TP came in when he was 19 and not yet as accomplished a player as Tim or Manu when he showed up. (remember Manu was known as a star elsewhere and was a grown man when he got here. When Pop would scream at Manu, Manu would hold up his hand as if to say 'Talk to the hand'. He never cared what Pop said).
He was also not as well hyped and/or known as Timmy when Tim showed up.
Pop immediately made the entire team around Tim, got Robinson to take a back seat offensively to Tim, and generally made sure that everyone knew that Tim was 'the man". Tim was Pop's savior and Pop knew it/knows it.
Given the realities of the personalities and talents of Tim and Manu, Tony's only place on the team was to fit in to the offensive set that Pop wanted, which was generally "geev thee boll to Teemy", and get out of the way. So everyone in the league knew that was the Spurs offensive set. Tim got the ball from the pg, dribbled in to the low post , figured out if a double team was going to show up or not, and then depending on what he saw, he would either score or throw it out to a three point shooter. That is what the spurs did for about the first five years Tony was here. That is what Pop wanted.
Tony had little or no authority to do anything else on the floor than that. So his assist figures were never what some point guards would have been because the predominant ball handler was not the point guard...it was Tim Duncan. The offense ran through Tim, and everyone on the team accepted that. Including Tony Parker.
Pop was a point guard in his own career and so had/has VERY clear ideas about what he wants a point guard to do, and how to utilize the best that Tim has to offer.
In the early years, several times Pop would say to Tony and/or other team members "which of you is an all-star? HUH? Are you an All-Star? Are you?" So the other team members would say "No, Coach, I am not an all-star", and Pop would go on to explain why that meant that they were nothing compared to Tim, and so everyone should make sure that the team was doing what was best (i.e., giving the ball to Tim). The whole point of having three point shooters surrounding Tim was that it would open up the middle for him to operate. The guards were to either give it to Tim or drive to the paint so as to draw the defenders away from the three point shooters on the perimeter.
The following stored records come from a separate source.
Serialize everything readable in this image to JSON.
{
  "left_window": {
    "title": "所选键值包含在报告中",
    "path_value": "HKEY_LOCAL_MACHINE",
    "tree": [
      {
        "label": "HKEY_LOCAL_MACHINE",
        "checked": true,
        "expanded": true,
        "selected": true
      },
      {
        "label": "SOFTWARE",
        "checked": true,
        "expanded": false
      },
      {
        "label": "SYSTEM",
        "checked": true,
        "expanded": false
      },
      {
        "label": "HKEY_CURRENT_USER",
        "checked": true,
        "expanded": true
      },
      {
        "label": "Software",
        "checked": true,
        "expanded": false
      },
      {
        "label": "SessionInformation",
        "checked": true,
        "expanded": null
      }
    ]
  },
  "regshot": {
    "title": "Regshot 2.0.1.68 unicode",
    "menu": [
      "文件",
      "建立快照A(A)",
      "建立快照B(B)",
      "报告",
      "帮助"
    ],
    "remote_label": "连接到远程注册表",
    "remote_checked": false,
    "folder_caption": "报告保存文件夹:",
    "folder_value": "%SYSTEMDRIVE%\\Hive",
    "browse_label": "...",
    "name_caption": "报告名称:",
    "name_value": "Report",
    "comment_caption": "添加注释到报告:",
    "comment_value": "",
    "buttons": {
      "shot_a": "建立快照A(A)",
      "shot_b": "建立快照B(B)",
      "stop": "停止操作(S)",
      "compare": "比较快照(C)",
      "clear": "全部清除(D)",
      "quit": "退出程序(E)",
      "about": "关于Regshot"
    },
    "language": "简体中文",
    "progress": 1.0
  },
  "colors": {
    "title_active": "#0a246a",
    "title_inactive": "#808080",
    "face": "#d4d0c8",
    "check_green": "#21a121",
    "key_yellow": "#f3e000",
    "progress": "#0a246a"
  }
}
So, in order to keep from getting screamed at by Pop, Tony became exactly what Pop wanted...a point guard who subjugated his own preferences and talent to that of the star of the team. So his assists were never very impressive and his scoring was never very impressive compared to other point guards in the league who didn't play in the Pop/Tim system.
So, people here and elsewhere became convinced that Tony wasn't as good as most other point guards, because his stats were never as impressive as other point guards.
The fact that Tim has been much less productive in the past few years and has had to admit that he is not as dominant in the post as he was a few years ago has changed the way that the team operates. It has been hard on Tim to learn to shoot the ball when he gets it in his hand rather than hold it and dribble it and survey the field as he did for so many years, but as he has done so, and as other team members have been asked to catch and shoot from someone other than Tim, Tony's stats have looked more impressive and so people think he has gotten better.
I simply think that the man does what the team and his coach need, and always has done it. Lots of people around here don't pay enough attention to see it I think.
Also, Tony is almost the ANTI-TIM when it comes to clothes and high fashion and interest in celebrity style. There is nothing wrong with that, to me, but to a lot of folks around here, it sometimes seems to be a problem because it is not what Tim wants and what Tim wants is how everybody should act. I don't think that TIm thinks, that, but I think some of the fans do.
Tony is better than most folks around here give him credit for by a mile, but that is the way it has always been here, and I think that Pop's treatment of him started the whole approach.
The thing about Erin Barry? Remember that noone knows what any of these guys do. Or with whom they do it. I don't have any illusions about any of these folks, and I think that people who are harboring grudges about that sort of thing against the one guy who was caught are delusional to think that is the only case, or that he is the only non-faithful sports figure on the Spurs team.